Gerardi M. C.;Crisafulli F.;Filippini M.;Fredi M.;Gorla R.;Lazzaroni M. G.;Lojacono A.;Nalli C.;Ramazzotto F.;Zanardini C.;Zatti S.;Franceschini F.;Tincani A.;Andreoli L.
2020-01-01

Abstract

To study disease activity during pregnancy and obstetric outcomes in patients with juvenile idiopathic arthritis (JIA) upon different subsets and with focus on medication use. Retrospective observational study of 22 pregnancies in 16 JIA patients (95.5% Caucasian) who were followed between 2010 and 2018. Disease activity, flares and medications were recorded before conception, during each trimester and postpartum period. Pregnancies occurred in 10 (45.5%) oligoarticular extended (OLA-E), 6 (27.3%) in polyarticular (PLA), 4 in (18.2%) systemic (SYS), 1 (4.5%) in oligoarticular persistent (OLA-P) and 1 (4.5%) in enthesitis-related arthritis (ERA) JIA patients. The median age at disease diagnosis and at conception was 5.5 and 28 years (respectively). The median disease duration was 20 years. Nineteen (95%) pregnancies started in a period of stable disease remission. Among the 22 pregnancies, 20 ended with a live birth (90.9%). No spontaneous miscarriages occurred; two voluntary interruption of pregnancy were performed. There were 7 flares in 6/20 pregnancies (35%) and 8 flares (8/22, 36.4%) occurred in postpartum period, all of them in OLA-E and PLA patients. Seven patients (35%) were taking biological disease-modifying anti-rheumatic drugs (bDMARDs) at conception, and 6 of them stopped this treatment at positive pregnancy test. Five patients resumed bDMARDs either during pregnancy (3 exposed during the third trimester) or puerperium due to a flare.
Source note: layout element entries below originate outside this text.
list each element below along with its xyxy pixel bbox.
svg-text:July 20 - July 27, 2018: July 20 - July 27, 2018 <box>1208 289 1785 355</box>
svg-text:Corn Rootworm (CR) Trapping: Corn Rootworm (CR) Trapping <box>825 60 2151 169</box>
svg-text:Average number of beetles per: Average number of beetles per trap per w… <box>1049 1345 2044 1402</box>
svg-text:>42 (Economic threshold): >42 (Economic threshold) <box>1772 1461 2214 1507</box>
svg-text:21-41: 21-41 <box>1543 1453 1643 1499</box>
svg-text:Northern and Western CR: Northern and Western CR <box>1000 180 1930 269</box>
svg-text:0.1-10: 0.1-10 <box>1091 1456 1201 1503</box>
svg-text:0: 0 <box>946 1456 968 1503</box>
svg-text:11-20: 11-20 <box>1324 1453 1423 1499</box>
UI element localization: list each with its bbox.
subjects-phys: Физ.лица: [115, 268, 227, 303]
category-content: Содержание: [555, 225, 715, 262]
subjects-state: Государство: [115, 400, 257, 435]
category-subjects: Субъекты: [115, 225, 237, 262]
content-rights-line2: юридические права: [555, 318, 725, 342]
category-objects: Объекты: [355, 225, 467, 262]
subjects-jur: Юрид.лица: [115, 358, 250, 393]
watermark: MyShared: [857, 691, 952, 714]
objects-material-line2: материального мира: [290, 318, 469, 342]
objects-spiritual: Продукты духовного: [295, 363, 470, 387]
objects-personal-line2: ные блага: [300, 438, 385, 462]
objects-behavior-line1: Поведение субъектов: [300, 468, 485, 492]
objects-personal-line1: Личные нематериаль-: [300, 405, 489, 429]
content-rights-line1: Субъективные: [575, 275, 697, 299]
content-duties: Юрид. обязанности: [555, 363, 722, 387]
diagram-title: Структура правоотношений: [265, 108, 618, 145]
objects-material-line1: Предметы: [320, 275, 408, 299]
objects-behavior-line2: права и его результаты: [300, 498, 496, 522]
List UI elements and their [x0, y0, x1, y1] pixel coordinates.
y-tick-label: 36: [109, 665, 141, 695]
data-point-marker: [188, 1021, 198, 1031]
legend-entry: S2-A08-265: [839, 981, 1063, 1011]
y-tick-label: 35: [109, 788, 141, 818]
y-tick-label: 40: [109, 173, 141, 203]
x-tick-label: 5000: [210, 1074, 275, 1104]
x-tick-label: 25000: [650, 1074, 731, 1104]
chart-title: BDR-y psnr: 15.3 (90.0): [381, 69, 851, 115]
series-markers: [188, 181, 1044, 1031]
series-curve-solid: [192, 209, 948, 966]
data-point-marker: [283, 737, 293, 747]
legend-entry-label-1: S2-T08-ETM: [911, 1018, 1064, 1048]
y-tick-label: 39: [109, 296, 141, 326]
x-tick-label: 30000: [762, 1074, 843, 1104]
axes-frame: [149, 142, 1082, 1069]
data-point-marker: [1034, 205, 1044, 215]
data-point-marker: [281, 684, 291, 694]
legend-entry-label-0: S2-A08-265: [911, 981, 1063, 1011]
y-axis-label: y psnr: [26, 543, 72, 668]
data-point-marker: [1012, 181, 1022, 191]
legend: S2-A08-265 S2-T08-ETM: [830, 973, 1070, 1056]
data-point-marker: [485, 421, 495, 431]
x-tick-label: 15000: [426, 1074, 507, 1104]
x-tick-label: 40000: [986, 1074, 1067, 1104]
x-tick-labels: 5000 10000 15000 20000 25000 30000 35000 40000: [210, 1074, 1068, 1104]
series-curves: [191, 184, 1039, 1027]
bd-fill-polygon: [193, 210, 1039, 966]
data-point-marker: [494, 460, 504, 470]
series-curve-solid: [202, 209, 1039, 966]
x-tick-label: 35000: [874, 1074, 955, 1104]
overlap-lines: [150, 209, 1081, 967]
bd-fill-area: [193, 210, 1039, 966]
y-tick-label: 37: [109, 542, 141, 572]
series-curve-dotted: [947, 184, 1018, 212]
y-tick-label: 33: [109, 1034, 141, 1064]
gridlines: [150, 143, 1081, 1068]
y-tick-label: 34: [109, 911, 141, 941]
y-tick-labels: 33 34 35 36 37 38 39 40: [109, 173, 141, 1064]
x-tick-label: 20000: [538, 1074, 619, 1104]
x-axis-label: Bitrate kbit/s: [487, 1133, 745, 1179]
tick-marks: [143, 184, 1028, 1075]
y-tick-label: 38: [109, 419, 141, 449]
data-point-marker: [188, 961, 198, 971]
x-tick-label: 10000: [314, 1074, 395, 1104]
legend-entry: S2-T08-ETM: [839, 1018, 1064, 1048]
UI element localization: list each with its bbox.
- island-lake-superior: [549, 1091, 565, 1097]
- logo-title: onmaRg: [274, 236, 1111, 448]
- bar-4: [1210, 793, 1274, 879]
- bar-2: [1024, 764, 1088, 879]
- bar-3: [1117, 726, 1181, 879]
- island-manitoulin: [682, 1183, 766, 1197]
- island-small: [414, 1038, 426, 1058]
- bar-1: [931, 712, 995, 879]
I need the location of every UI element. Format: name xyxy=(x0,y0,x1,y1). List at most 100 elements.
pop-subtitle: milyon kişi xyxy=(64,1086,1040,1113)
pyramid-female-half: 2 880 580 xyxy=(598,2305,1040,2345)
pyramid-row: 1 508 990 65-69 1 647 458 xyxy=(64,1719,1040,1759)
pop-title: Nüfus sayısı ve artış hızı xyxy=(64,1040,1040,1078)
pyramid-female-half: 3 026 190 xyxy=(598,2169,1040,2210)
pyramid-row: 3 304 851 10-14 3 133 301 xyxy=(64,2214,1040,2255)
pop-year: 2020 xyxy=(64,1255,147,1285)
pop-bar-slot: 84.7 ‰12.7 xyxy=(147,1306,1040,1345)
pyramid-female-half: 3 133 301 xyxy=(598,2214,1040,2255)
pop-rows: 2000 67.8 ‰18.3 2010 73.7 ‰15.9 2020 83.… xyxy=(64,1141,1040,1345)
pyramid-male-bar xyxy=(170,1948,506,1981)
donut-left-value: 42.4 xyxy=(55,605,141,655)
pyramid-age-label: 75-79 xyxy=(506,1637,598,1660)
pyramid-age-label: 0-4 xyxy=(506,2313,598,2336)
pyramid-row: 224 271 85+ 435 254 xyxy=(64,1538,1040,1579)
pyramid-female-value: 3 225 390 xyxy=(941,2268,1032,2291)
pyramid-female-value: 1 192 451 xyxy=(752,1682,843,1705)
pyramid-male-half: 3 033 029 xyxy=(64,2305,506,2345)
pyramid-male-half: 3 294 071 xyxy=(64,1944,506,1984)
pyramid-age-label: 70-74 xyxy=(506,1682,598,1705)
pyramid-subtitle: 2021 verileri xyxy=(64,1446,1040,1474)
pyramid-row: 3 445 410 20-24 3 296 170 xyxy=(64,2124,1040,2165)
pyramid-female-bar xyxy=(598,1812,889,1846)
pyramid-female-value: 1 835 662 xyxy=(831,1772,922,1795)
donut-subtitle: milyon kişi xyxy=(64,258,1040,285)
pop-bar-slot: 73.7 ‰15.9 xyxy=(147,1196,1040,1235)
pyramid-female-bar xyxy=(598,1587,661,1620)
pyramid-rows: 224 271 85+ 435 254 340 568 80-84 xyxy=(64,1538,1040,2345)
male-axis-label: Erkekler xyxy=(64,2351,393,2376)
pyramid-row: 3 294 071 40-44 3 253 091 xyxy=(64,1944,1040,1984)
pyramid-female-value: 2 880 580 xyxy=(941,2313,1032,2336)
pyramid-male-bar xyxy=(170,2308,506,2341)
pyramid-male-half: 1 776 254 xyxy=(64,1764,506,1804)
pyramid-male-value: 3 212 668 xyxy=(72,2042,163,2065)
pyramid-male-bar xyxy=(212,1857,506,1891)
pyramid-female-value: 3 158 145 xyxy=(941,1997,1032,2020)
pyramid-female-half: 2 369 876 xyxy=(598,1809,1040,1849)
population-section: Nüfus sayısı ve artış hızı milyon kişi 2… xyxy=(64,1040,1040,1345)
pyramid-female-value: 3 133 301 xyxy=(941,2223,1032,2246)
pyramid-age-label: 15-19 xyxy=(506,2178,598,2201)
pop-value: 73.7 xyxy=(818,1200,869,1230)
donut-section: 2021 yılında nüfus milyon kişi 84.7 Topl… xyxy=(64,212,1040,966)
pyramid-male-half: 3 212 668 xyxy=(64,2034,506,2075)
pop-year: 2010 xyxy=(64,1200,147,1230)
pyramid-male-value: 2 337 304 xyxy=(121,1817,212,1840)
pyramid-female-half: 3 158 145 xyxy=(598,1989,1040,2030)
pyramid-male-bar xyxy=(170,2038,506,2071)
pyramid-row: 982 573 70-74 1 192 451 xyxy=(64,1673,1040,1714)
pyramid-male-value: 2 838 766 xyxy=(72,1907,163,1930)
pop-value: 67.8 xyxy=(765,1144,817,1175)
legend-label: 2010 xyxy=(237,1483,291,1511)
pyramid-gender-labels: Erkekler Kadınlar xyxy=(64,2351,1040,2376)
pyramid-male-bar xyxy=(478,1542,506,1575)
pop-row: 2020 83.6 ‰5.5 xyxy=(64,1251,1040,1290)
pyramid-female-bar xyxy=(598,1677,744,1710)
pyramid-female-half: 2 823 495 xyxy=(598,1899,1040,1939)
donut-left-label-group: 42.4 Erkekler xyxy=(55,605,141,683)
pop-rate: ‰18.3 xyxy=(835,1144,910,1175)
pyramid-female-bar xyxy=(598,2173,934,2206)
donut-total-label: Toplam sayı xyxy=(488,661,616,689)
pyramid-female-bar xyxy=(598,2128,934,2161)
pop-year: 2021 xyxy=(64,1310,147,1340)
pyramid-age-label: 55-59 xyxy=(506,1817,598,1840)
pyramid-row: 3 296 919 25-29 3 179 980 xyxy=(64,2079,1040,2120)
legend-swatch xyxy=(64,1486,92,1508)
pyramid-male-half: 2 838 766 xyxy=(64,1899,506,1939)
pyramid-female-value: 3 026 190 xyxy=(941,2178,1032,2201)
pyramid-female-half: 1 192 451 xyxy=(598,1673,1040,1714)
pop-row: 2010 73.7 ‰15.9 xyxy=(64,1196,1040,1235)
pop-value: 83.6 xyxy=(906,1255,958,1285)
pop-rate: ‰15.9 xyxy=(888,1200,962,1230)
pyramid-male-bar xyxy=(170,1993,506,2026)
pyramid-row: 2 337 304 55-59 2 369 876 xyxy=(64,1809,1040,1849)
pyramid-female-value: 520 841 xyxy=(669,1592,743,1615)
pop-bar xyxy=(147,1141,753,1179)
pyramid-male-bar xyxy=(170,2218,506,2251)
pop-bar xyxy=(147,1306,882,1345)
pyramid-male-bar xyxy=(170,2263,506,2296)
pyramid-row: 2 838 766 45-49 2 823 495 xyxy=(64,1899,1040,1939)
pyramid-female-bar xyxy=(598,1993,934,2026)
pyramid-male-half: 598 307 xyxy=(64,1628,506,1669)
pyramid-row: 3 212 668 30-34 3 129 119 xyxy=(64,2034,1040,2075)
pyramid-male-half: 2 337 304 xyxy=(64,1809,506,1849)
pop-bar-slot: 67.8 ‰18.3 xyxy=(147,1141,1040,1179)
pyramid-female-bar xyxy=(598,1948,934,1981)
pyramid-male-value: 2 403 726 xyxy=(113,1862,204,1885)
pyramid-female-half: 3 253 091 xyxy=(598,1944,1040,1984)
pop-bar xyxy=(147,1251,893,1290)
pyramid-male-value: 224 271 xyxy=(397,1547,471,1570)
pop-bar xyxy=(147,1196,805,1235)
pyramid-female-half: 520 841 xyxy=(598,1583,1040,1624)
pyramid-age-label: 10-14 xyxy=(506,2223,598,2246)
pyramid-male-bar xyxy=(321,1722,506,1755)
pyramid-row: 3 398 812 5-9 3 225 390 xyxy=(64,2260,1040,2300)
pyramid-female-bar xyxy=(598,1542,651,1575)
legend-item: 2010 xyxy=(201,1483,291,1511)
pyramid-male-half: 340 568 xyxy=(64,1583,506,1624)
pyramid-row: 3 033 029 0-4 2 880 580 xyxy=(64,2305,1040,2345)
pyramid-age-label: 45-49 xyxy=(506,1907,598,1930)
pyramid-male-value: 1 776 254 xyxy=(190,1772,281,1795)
Four preterm deliveries (20%) were recorded, all in patients who had a flare during pregnancy. The preconception counselling should include the evaluation of disease subset, as OLA-E and PLA may flare more than other subsets, especially if bDMARDs are discontinued at positive pregnancy test. Continuation of bDMARDs during pregnancy should be considered to minimize the risk of adverse pregnancy outcomes, particularly preterm delivery.• In our cohort, all the flares during pregnancy and 75% of postpartum flares were observed in patients who withdrew bDMARDs and cDMARDs at the beginning of pregnancy.• Flares were observed only in PLA and OLA-E patients.• Preterm delivery occurred in 20% of the pregnancies; all of these patients had a disease flare during pregnancy.